Kemajuan teknologi itu mengubah ekonomi manusia, bangsa, dan dunia. Yang paling terasa adalah ketika konektivitas 4G diimplementasikan di pasar. Wajah dunia berubah karena 4G.

DAMPAK 4G

Gojek mustahil ada bila konektivitas masih 3G. Begitu juga dengan Grab, Tokopedia, Bukalapak, dan layanan lain yang berbasis internet — sekaligus yang tidak mungkin layanannya diantarkan dengan kualitas konektivitas rendah. Layanan-layanan ini telah membuka jutaan lapangan pekerjaan, peluang ekonomi baru, serta berkontribusi amat besar dalam perekonomian nasional. Hal yang sama juga terjadi dengan Whatsapp, Instagram, Facebook, atau Twitter. Kecepatan konektivitas 4G membuat kita semua bisa melakukan aktivitas ekonomi di internet secara lebih baik dan memperoleh keuntungan finansial. Mulai dari mempromosikan produk lewat gambar atau video, melayani konsumen via chat, atau bahkan mengumpulkan investasi lewat media sosial seperti yang dilakukan Arkademi.
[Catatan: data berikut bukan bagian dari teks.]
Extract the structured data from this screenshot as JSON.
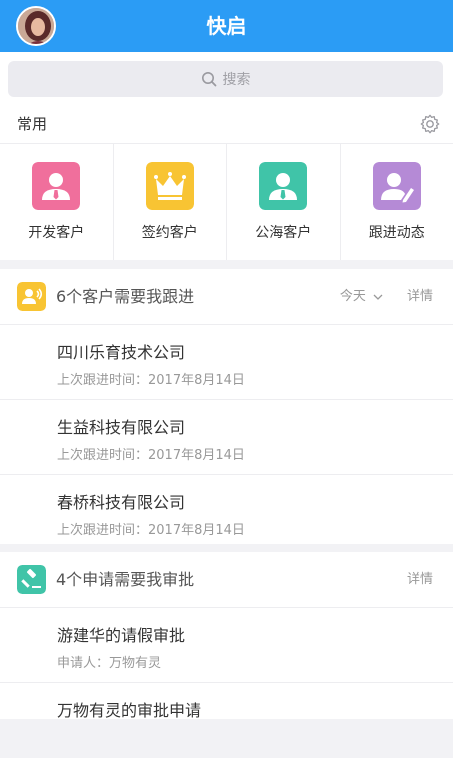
{
  "header": {
    "title": "快启"
  },
  "search": {
    "placeholder": "搜索"
  },
  "shortcuts": {
    "label": "常用",
    "items": [
      {
        "label": "开发客户",
        "icon": "person-tie-icon",
        "color": "#f06f9c"
      },
      {
        "label": "签约客户",
        "icon": "crown-icon",
        "color": "#f8c433"
      },
      {
        "label": "公海客户",
        "icon": "person-tie-icon",
        "color": "#40c4a8"
      },
      {
        "label": "跟进动态",
        "icon": "person-pen-icon",
        "color": "#b58ad6"
      }
    ]
  },
  "followup": {
    "title": "6个客户需要我跟进",
    "filter": "今天",
    "detail": "详情",
    "icon_color": "#f8c433",
    "rows": [
      {
        "name": "四川乐育技术公司",
        "sub": "上次跟进时间：2017年8月14日"
      },
      {
        "name": "生益科技有限公司",
        "sub": "上次跟进时间：2017年8月14日"
      },
      {
        "name": "春桥科技有限公司",
        "sub": "上次跟进时间：2017年8月14日"
      }
    ]
  },
  "approval": {
    "title": "4个申请需要我审批",
    "detail": "详情",
    "icon_color": "#40c4a8",
    "rows": [
      {
        "name": "游建华的请假审批",
        "sub": "申请人：万物有灵"
      },
      {
        "name": "万物有灵的审批申请",
        "sub": ""
      }
    ]
  }
}
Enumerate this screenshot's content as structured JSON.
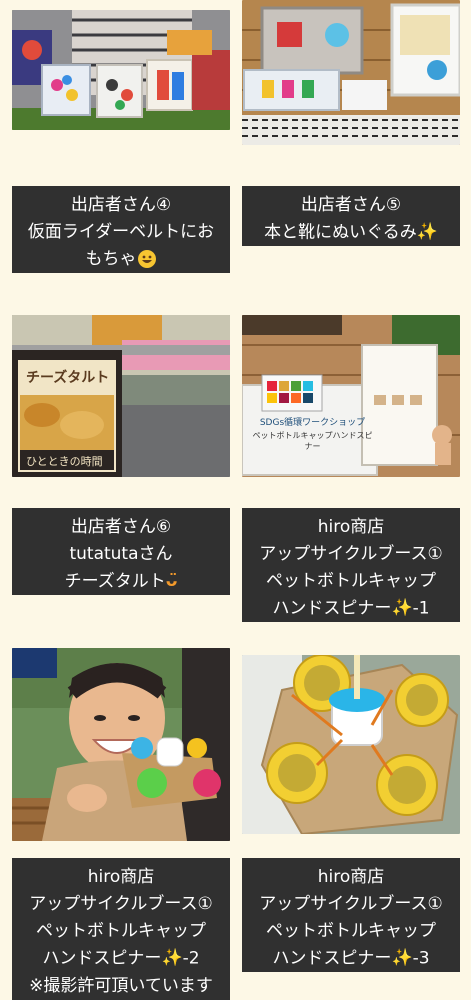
{
  "cards": [
    {
      "id": "vendor-4",
      "lines": [
        "出店者さん④",
        "仮面ライダーベルトにお",
        "もちゃ"
      ],
      "emoji": "smile",
      "photo": "toys-in-baskets-on-mat"
    },
    {
      "id": "vendor-5",
      "lines": [
        "出店者さん⑤",
        "本と靴にぬいぐるみ"
      ],
      "emoji": "sparkles",
      "photo": "baskets-on-wooden-deck"
    },
    {
      "id": "vendor-6",
      "lines": [
        "出店者さん⑥",
        "tutatutaさん",
        "チーズタルト"
      ],
      "emoji": "wink",
      "photo": "cheese-tart-sign-stall"
    },
    {
      "id": "hiro-1",
      "lines": [
        "hiro商店",
        "アップサイクルブース①",
        "ペットボトルキャップ",
        "ハンドスピナー",
        "-1"
      ],
      "emoji": "sparkles",
      "photo": "sdgs-workshop-signs"
    },
    {
      "id": "hiro-2",
      "lines": [
        "hiro商店",
        "アップサイクルブース①",
        "ペットボトルキャップ",
        "ハンドスピナー",
        "-2",
        "※撮影許可頂いています"
      ],
      "emoji": "sparkles",
      "photo": "boy-with-spinner"
    },
    {
      "id": "hiro-3",
      "lines": [
        "hiro商店",
        "アップサイクルブース①",
        "ペットボトルキャップ",
        "ハンドスピナー",
        "-3"
      ],
      "emoji": "sparkles",
      "photo": "bottle-cap-spinner-closeup"
    }
  ],
  "photo_texts": {
    "tart_sign": "チーズタルト",
    "tart_sign_bottom": "ひとときの時間",
    "workshop_title": "SDGs循環ワークショップ",
    "workshop_body": "ペットボトルキャップハンドスピナー"
  },
  "colors": {
    "background": "#fdf8e6",
    "caption_bg": "#303030",
    "caption_text": "#ffffff",
    "sparkle": "#f0c23a"
  }
}
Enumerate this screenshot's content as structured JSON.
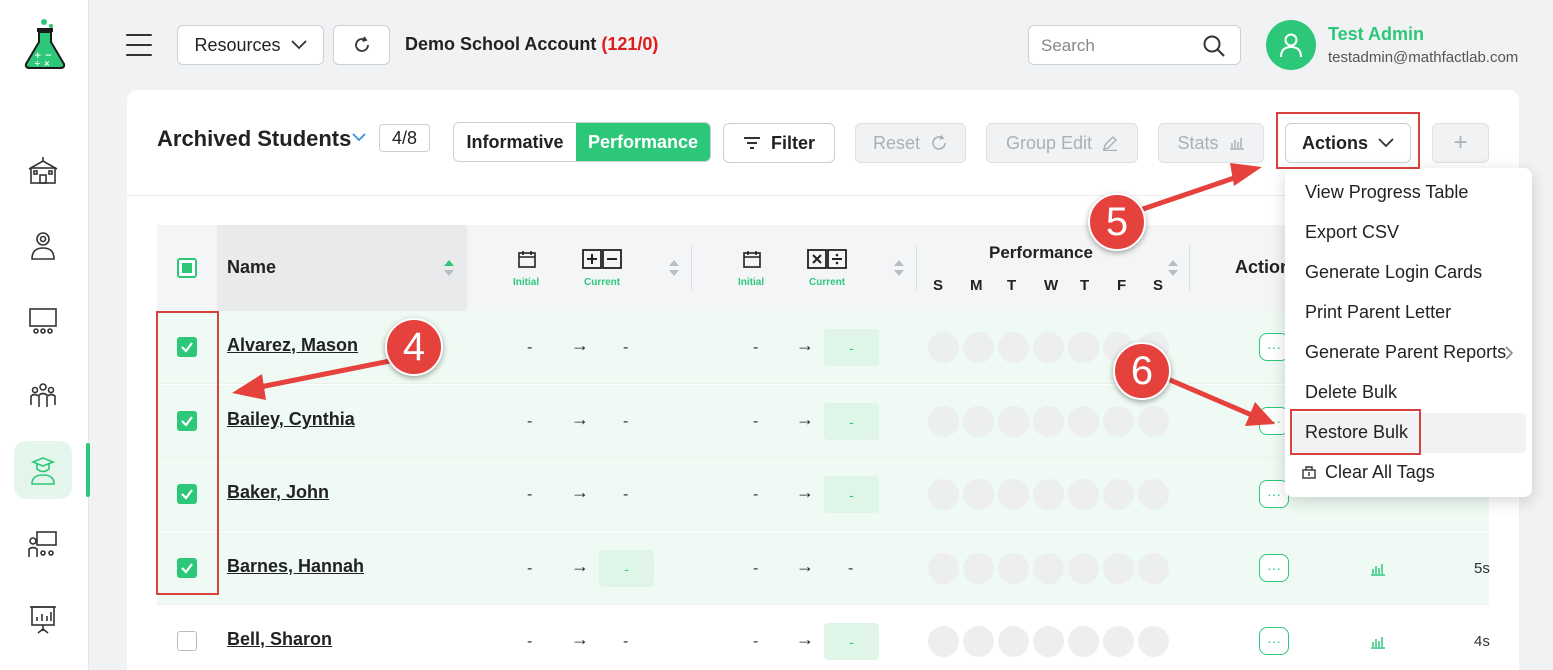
{
  "header": {
    "resources_label": "Resources",
    "account_name": "Demo School Account",
    "account_count": "(121/0)",
    "search_placeholder": "Search",
    "user_name": "Test Admin",
    "user_email": "testadmin@mathfactlab.com"
  },
  "toolbar": {
    "title": "Archived Students",
    "count": "4/8",
    "view_informative": "Informative",
    "view_performance": "Performance",
    "filter_label": "Filter",
    "reset_label": "Reset",
    "group_edit_label": "Group Edit",
    "stats_label": "Stats",
    "actions_label": "Actions",
    "add_label": "+"
  },
  "table": {
    "col_name": "Name",
    "col_performance": "Performance",
    "col_actions": "Action",
    "sub_initial": "Initial",
    "sub_current": "Current",
    "days": [
      "S",
      "M",
      "T",
      "W",
      "T",
      "F",
      "S"
    ],
    "rows": [
      {
        "name": "Alvarez, Mason",
        "checked": true,
        "trail": ""
      },
      {
        "name": "Bailey, Cynthia",
        "checked": true,
        "trail": ""
      },
      {
        "name": "Baker, John",
        "checked": true,
        "trail": ""
      },
      {
        "name": "Barnes, Hannah",
        "checked": true,
        "trail": "5s"
      },
      {
        "name": "Bell, Sharon",
        "checked": false,
        "trail": "4s"
      }
    ],
    "dash": "-",
    "more": "···"
  },
  "actions_menu": {
    "items": [
      "View Progress Table",
      "Export CSV",
      "Generate Login Cards",
      "Print Parent Letter",
      "Generate Parent Reports",
      "Delete Bulk",
      "Restore Bulk",
      "Clear All Tags"
    ]
  },
  "annotations": {
    "step4": "4",
    "step5": "5",
    "step6": "6"
  },
  "colors": {
    "brand_green": "#2dc77a",
    "annotation_red": "#e5413d",
    "count_red": "#e01b1b"
  }
}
Anda bahkan tak mau mengakses dan membaca artikel ini menggunakan konektivitas 3G. Semuanya tidak terjadi tanpa 4G. Internet tidak akan menarik bila untuk membuka sebuah gambar atau video perlu waktu 1-2 menit.

Ketika 4G diimplementasikan, para raja teknologi AS mendulang makin banyak kekayaan karena semua orang di dunia telah mengakses internet dan menggunakan layanan mereka. Bagi generasi sekarang, hidup tanpa internet bukanlah hidup. Dengan uang yang makin banyak, mereka bisa menciptakan teknologi yang lebih maju untuk menghasilkan uang lebih banyak lagi dan mempertahankan dominasi. Dominasi para raksasa ini artinya dominasi untuk induk mereka: AS. Berkat 4G, AS mengalami kenaikan GDP sebesar $ 100 miliar. Belum termasuk yang dihasilkan oleh industri turunan.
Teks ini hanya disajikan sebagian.